Erdoğan önce sustu. Bülent Arınç ile Cemil Çiçek’in açıklamaları sonrası, Bahçeli’ye destek verdi.
Erdoğan Kobani’den Demirtaşı, Geziden Kavala’yı sorumlu tutan açıklamalar yaptı. Anlaşıldıki asıl muhalefet zindanda rehin ve tutsaktı.
Yargı reform dedi,yargıya yeniden talimat verdi,tutuklu kalsınlar dedi.Aynı gün Diyarbakır’da DTK’ya opersayon yapıldı.24 Avukat bir çok STK temsilcisi göz altına alındı.
AİHM’de Demirtaş’ın Büyük Daire kararı açıklaması yaklaşıyor.10 Aralıkta AB Liderler zirvesinde Türkiye’ye yaptırımlar görüşülecek.
Erdoğan Bahçeli ile derin bir kriz yaşıyor.Yeni ittifaklar yoklayacak,düşmemek için CHP’ye Kürtlere yönelmek isteyecek.

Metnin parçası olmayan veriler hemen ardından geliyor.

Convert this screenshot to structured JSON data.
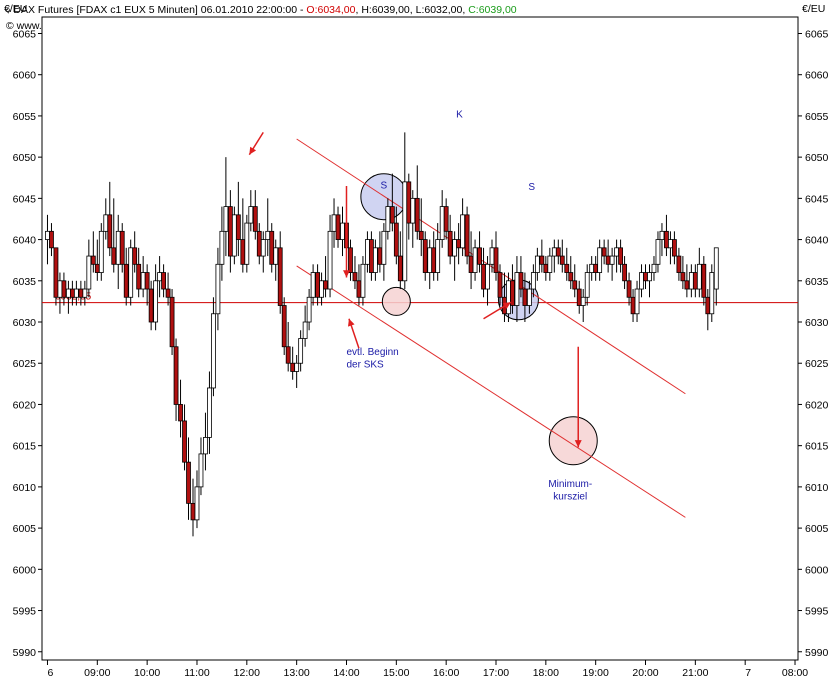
{
  "header": {
    "title": "DAX Futures [FDAX c1 EUX  5 Minuten] 06.01.2010 22:00:00 - ",
    "open": "O:6034,00",
    "high": "H:6039,00",
    "low": "L:6032,00",
    "close": "C:6039,00",
    "copyright": "© www.tradesignalonline.com",
    "unit_left": "€/EU",
    "unit_right": "€/EU",
    "colors": {
      "open": "#d00000",
      "close": "#1a9c1a",
      "text": "#000000"
    }
  },
  "chart_data": {
    "type": "candlestick",
    "ylim": [
      5989,
      6067
    ],
    "y_ticks": [
      6065,
      6060,
      6055,
      6050,
      6045,
      6040,
      6035,
      6030,
      6025,
      6020,
      6015,
      6010,
      6005,
      6000,
      5995,
      5990
    ],
    "x_ticks": [
      "6",
      "09:00",
      "10:00",
      "11:00",
      "12:00",
      "13:00",
      "14:00",
      "15:00",
      "16:00",
      "17:00",
      "18:00",
      "19:00",
      "20:00",
      "21:00",
      "7",
      "08:00"
    ],
    "x_tick_hours": [
      8,
      9,
      10,
      11,
      12,
      13,
      14,
      15,
      16,
      17,
      18,
      19,
      20,
      21,
      22,
      23
    ],
    "x_range": [
      7.85,
      23.1
    ],
    "candles": [
      [
        8.0,
        6040,
        6043,
        6037,
        6041
      ],
      [
        8.08,
        6041,
        6042,
        6038,
        6039
      ],
      [
        8.17,
        6039,
        6039,
        6032,
        6033
      ],
      [
        8.25,
        6033,
        6036,
        6031,
        6035
      ],
      [
        8.33,
        6035,
        6036,
        6032,
        6033
      ],
      [
        8.42,
        6033,
        6035,
        6031,
        6034
      ],
      [
        8.5,
        6034,
        6035,
        6032,
        6033
      ],
      [
        8.58,
        6033,
        6035,
        6032,
        6034
      ],
      [
        8.67,
        6034,
        6035,
        6032,
        6033
      ],
      [
        8.75,
        6033,
        6035,
        6032,
        6034
      ],
      [
        8.83,
        6034,
        6040,
        6033,
        6038
      ],
      [
        8.92,
        6038,
        6041,
        6036,
        6037
      ],
      [
        9.0,
        6037,
        6040,
        6035,
        6036
      ],
      [
        9.08,
        6036,
        6042,
        6035,
        6041
      ],
      [
        9.17,
        6041,
        6045,
        6040,
        6043
      ],
      [
        9.25,
        6043,
        6047,
        6038,
        6039
      ],
      [
        9.33,
        6039,
        6045,
        6036,
        6037
      ],
      [
        9.42,
        6037,
        6043,
        6034,
        6041
      ],
      [
        9.5,
        6041,
        6042,
        6036,
        6037
      ],
      [
        9.58,
        6037,
        6039,
        6032,
        6033
      ],
      [
        9.67,
        6033,
        6040,
        6032,
        6039
      ],
      [
        9.75,
        6039,
        6041,
        6036,
        6037
      ],
      [
        9.83,
        6037,
        6039,
        6033,
        6034
      ],
      [
        9.92,
        6034,
        6038,
        6033,
        6036
      ],
      [
        10.0,
        6036,
        6037,
        6032,
        6034
      ],
      [
        10.08,
        6034,
        6035,
        6029,
        6030
      ],
      [
        10.17,
        6030,
        6037,
        6029,
        6035
      ],
      [
        10.25,
        6035,
        6038,
        6033,
        6036
      ],
      [
        10.33,
        6036,
        6037,
        6033,
        6034
      ],
      [
        10.42,
        6034,
        6036,
        6032,
        6033
      ],
      [
        10.5,
        6033,
        6034,
        6026,
        6027
      ],
      [
        10.58,
        6027,
        6028,
        6018,
        6020
      ],
      [
        10.67,
        6020,
        6023,
        6016,
        6018
      ],
      [
        10.75,
        6018,
        6020,
        6012,
        6013
      ],
      [
        10.83,
        6013,
        6016,
        6006,
        6008
      ],
      [
        10.92,
        6008,
        6011,
        6004,
        6006
      ],
      [
        11.0,
        6006,
        6012,
        6005,
        6010
      ],
      [
        11.08,
        6010,
        6016,
        6009,
        6014
      ],
      [
        11.17,
        6014,
        6019,
        6012,
        6016
      ],
      [
        11.25,
        6016,
        6024,
        6014,
        6022
      ],
      [
        11.33,
        6022,
        6033,
        6021,
        6031
      ],
      [
        11.42,
        6031,
        6039,
        6029,
        6037
      ],
      [
        11.5,
        6037,
        6044,
        6035,
        6041
      ],
      [
        11.58,
        6041,
        6050,
        6038,
        6044
      ],
      [
        11.67,
        6044,
        6046,
        6036,
        6038
      ],
      [
        11.75,
        6038,
        6044,
        6037,
        6043
      ],
      [
        11.83,
        6043,
        6047,
        6038,
        6040
      ],
      [
        11.92,
        6040,
        6045,
        6036,
        6037
      ],
      [
        12.0,
        6037,
        6043,
        6036,
        6042
      ],
      [
        12.08,
        6042,
        6046,
        6041,
        6044
      ],
      [
        12.17,
        6044,
        6046,
        6040,
        6041
      ],
      [
        12.25,
        6041,
        6042,
        6037,
        6038
      ],
      [
        12.33,
        6038,
        6041,
        6036,
        6040
      ],
      [
        12.42,
        6040,
        6045,
        6038,
        6041
      ],
      [
        12.5,
        6041,
        6042,
        6036,
        6037
      ],
      [
        12.58,
        6037,
        6040,
        6035,
        6039
      ],
      [
        12.67,
        6039,
        6041,
        6031,
        6032
      ],
      [
        12.75,
        6032,
        6033,
        6026,
        6027
      ],
      [
        12.83,
        6027,
        6030,
        6024,
        6025
      ],
      [
        12.92,
        6025,
        6027,
        6023,
        6024
      ],
      [
        13.0,
        6024,
        6026,
        6022,
        6025
      ],
      [
        13.08,
        6025,
        6029,
        6024,
        6028
      ],
      [
        13.17,
        6028,
        6032,
        6027,
        6030
      ],
      [
        13.25,
        6030,
        6034,
        6029,
        6033
      ],
      [
        13.33,
        6033,
        6037,
        6032,
        6036
      ],
      [
        13.42,
        6036,
        6037,
        6032,
        6033
      ],
      [
        13.5,
        6033,
        6036,
        6032,
        6035
      ],
      [
        13.58,
        6035,
        6038,
        6033,
        6034
      ],
      [
        13.67,
        6034,
        6043,
        6033,
        6041
      ],
      [
        13.75,
        6041,
        6045,
        6039,
        6043
      ],
      [
        13.83,
        6043,
        6044,
        6039,
        6040
      ],
      [
        13.92,
        6040,
        6044,
        6038,
        6042
      ],
      [
        14.0,
        6042,
        6043,
        6038,
        6039
      ],
      [
        14.08,
        6039,
        6040,
        6035,
        6036
      ],
      [
        14.17,
        6036,
        6038,
        6034,
        6035
      ],
      [
        14.25,
        6035,
        6037,
        6032,
        6033
      ],
      [
        14.33,
        6033,
        6038,
        6032,
        6037
      ],
      [
        14.42,
        6037,
        6041,
        6036,
        6040
      ],
      [
        14.5,
        6040,
        6041,
        6035,
        6036
      ],
      [
        14.58,
        6036,
        6040,
        6035,
        6039
      ],
      [
        14.67,
        6039,
        6041,
        6036,
        6037
      ],
      [
        14.75,
        6037,
        6042,
        6035,
        6041
      ],
      [
        14.83,
        6041,
        6045,
        6040,
        6044
      ],
      [
        14.92,
        6044,
        6048,
        6041,
        6042
      ],
      [
        15.0,
        6042,
        6044,
        6037,
        6038
      ],
      [
        15.08,
        6038,
        6041,
        6034,
        6035
      ],
      [
        15.17,
        6035,
        6053,
        6034,
        6047
      ],
      [
        15.25,
        6047,
        6048,
        6040,
        6042
      ],
      [
        15.33,
        6042,
        6046,
        6039,
        6045
      ],
      [
        15.42,
        6045,
        6049,
        6040,
        6041
      ],
      [
        15.5,
        6041,
        6045,
        6038,
        6040
      ],
      [
        15.58,
        6040,
        6041,
        6035,
        6036
      ],
      [
        15.67,
        6036,
        6040,
        6034,
        6039
      ],
      [
        15.75,
        6039,
        6041,
        6035,
        6036
      ],
      [
        15.83,
        6036,
        6042,
        6035,
        6040
      ],
      [
        15.92,
        6040,
        6046,
        6039,
        6044
      ],
      [
        16.0,
        6044,
        6045,
        6040,
        6041
      ],
      [
        16.08,
        6041,
        6043,
        6037,
        6038
      ],
      [
        16.17,
        6038,
        6041,
        6035,
        6040
      ],
      [
        16.25,
        6040,
        6042,
        6037,
        6039
      ],
      [
        16.33,
        6039,
        6045,
        6038,
        6043
      ],
      [
        16.42,
        6043,
        6044,
        6037,
        6038
      ],
      [
        16.5,
        6038,
        6041,
        6034,
        6036
      ],
      [
        16.58,
        6036,
        6040,
        6035,
        6039
      ],
      [
        16.67,
        6039,
        6041,
        6036,
        6037
      ],
      [
        16.75,
        6037,
        6039,
        6033,
        6034
      ],
      [
        16.83,
        6034,
        6038,
        6032,
        6037
      ],
      [
        16.92,
        6037,
        6040,
        6036,
        6039
      ],
      [
        17.0,
        6039,
        6041,
        6035,
        6036
      ],
      [
        17.08,
        6036,
        6037,
        6032,
        6033
      ],
      [
        17.17,
        6033,
        6036,
        6030,
        6031
      ],
      [
        17.25,
        6031,
        6036,
        6030,
        6035
      ],
      [
        17.33,
        6035,
        6037,
        6031,
        6032
      ],
      [
        17.42,
        6032,
        6038,
        6030,
        6036
      ],
      [
        17.5,
        6036,
        6038,
        6033,
        6034
      ],
      [
        17.58,
        6034,
        6036,
        6030,
        6032
      ],
      [
        17.67,
        6032,
        6035,
        6031,
        6034
      ],
      [
        17.75,
        6034,
        6037,
        6033,
        6036
      ],
      [
        17.83,
        6036,
        6039,
        6035,
        6038
      ],
      [
        17.92,
        6038,
        6040,
        6036,
        6037
      ],
      [
        18.0,
        6037,
        6038,
        6035,
        6036
      ],
      [
        18.08,
        6036,
        6039,
        6035,
        6038
      ],
      [
        18.17,
        6038,
        6040,
        6036,
        6039
      ],
      [
        18.25,
        6039,
        6040,
        6037,
        6038
      ],
      [
        18.33,
        6038,
        6040,
        6036,
        6037
      ],
      [
        18.42,
        6037,
        6039,
        6035,
        6036
      ],
      [
        18.5,
        6036,
        6038,
        6034,
        6035
      ],
      [
        18.58,
        6035,
        6037,
        6033,
        6034
      ],
      [
        18.67,
        6034,
        6035,
        6031,
        6032
      ],
      [
        18.75,
        6032,
        6034,
        6030,
        6033
      ],
      [
        18.83,
        6033,
        6037,
        6032,
        6036
      ],
      [
        18.92,
        6036,
        6038,
        6035,
        6037
      ],
      [
        19.0,
        6037,
        6038,
        6035,
        6036
      ],
      [
        19.08,
        6036,
        6040,
        6035,
        6039
      ],
      [
        19.17,
        6039,
        6040,
        6037,
        6038
      ],
      [
        19.25,
        6038,
        6040,
        6036,
        6037
      ],
      [
        19.33,
        6037,
        6039,
        6035,
        6038
      ],
      [
        19.42,
        6038,
        6040,
        6036,
        6039
      ],
      [
        19.5,
        6039,
        6040,
        6036,
        6037
      ],
      [
        19.58,
        6037,
        6038,
        6034,
        6035
      ],
      [
        19.67,
        6035,
        6036,
        6032,
        6033
      ],
      [
        19.75,
        6033,
        6034,
        6030,
        6031
      ],
      [
        19.83,
        6031,
        6035,
        6030,
        6034
      ],
      [
        19.92,
        6034,
        6037,
        6033,
        6036
      ],
      [
        20.0,
        6036,
        6037,
        6034,
        6035
      ],
      [
        20.08,
        6035,
        6037,
        6033,
        6036
      ],
      [
        20.17,
        6036,
        6038,
        6035,
        6037
      ],
      [
        20.25,
        6037,
        6041,
        6036,
        6040
      ],
      [
        20.33,
        6040,
        6042,
        6038,
        6041
      ],
      [
        20.42,
        6041,
        6043,
        6038,
        6039
      ],
      [
        20.5,
        6039,
        6041,
        6037,
        6040
      ],
      [
        20.58,
        6040,
        6041,
        6037,
        6038
      ],
      [
        20.67,
        6038,
        6039,
        6035,
        6036
      ],
      [
        20.75,
        6036,
        6038,
        6034,
        6035
      ],
      [
        20.83,
        6035,
        6037,
        6033,
        6034
      ],
      [
        20.92,
        6034,
        6037,
        6033,
        6036
      ],
      [
        21.0,
        6036,
        6037,
        6033,
        6034
      ],
      [
        21.08,
        6034,
        6039,
        6033,
        6037
      ],
      [
        21.17,
        6037,
        6038,
        6032,
        6033
      ],
      [
        21.25,
        6033,
        6034,
        6029,
        6031
      ],
      [
        21.33,
        6031,
        6037,
        6030,
        6036
      ],
      [
        21.42,
        6034,
        6039,
        6032,
        6039
      ]
    ],
    "reference_line": {
      "value": 6032.35,
      "label": "6032,35",
      "color": "#d00000"
    },
    "trendlines": [
      {
        "from": [
          13.0,
          6052.2
        ],
        "to": [
          20.8,
          6021.3
        ]
      },
      {
        "from": [
          13.0,
          6036.8
        ],
        "to": [
          20.8,
          6006.3
        ]
      }
    ],
    "circles": [
      {
        "at": [
          14.75,
          6045.2
        ],
        "fill": "#c8cdf0",
        "label": "S"
      },
      {
        "at": [
          15.0,
          6032.5
        ],
        "fill": "#f6d2d2",
        "label": ""
      },
      {
        "at": [
          17.45,
          6032.7
        ],
        "fill": "#c8cdf0",
        "label": ""
      },
      {
        "at": [
          18.55,
          6015.6
        ],
        "fill": "#f6d2d2",
        "label": ""
      }
    ],
    "annotations": [
      {
        "text": "K",
        "at": [
          16.2,
          6054.8
        ]
      },
      {
        "text": "S",
        "at": [
          17.65,
          6046.0
        ]
      },
      {
        "text": "evtl. Beginn",
        "at": [
          14.0,
          6026.0
        ]
      },
      {
        "text": "der SKS",
        "at": [
          14.0,
          6024.5
        ]
      },
      {
        "text": "Minimum-",
        "at": [
          18.05,
          6010.0
        ]
      },
      {
        "text": "kursziel",
        "at": [
          18.15,
          6008.5
        ]
      }
    ],
    "arrows": [
      {
        "from": [
          12.33,
          6053.0
        ],
        "to": [
          12.05,
          6050.3
        ]
      },
      {
        "from": [
          14.0,
          6046.5
        ],
        "to": [
          14.0,
          6035.4
        ]
      },
      {
        "from": [
          14.25,
          6026.8
        ],
        "to": [
          14.05,
          6030.4
        ]
      },
      {
        "from": [
          16.75,
          6030.4
        ],
        "to": [
          17.3,
          6032.4
        ]
      },
      {
        "from": [
          18.65,
          6027.0
        ],
        "to": [
          18.65,
          6014.8
        ]
      }
    ],
    "colors": {
      "up": "#ffffff",
      "down": "#b01010",
      "trend": "#e03030",
      "annotation": "#1a1aa6"
    }
  }
}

Erdoğanizm ve başkanlık rejimi çökerken, Kürtler de tehlikenin farkına vararak önemli adımlar atıyordu.
Kürdistan Parlamanterler Birliği ile Kürdistan Ulusal Kongresi KNK zoom üzerinden bir uluslararası konferans düzenledi.
Dört parça Kürdistan ve dünyanın her yerinden iki yüzün üzerinde temsilci katıldı. Dokuz saat süren konferansta diyalog ve birlik yönünde önemli kararlar alındı.
Kardeş kavgasına son vermek, yayılmacı işgalci emperyal hayallere dur demek için bir çok adım atılacak.
Kürt halkının vicdanı ve ortak temsili karşısında hiçbir kişi parti duramaz.
Aklın yolu birdir özgür bir statüye kavuşmak için, barış dayanışma ve özgürlük için diyalog dili öne çıkacak.
Erdoğanizmi yaptığı hukuksuzluklar, adaletsizlikler demokrasi ve Kürt düşmanlığı bitirecek.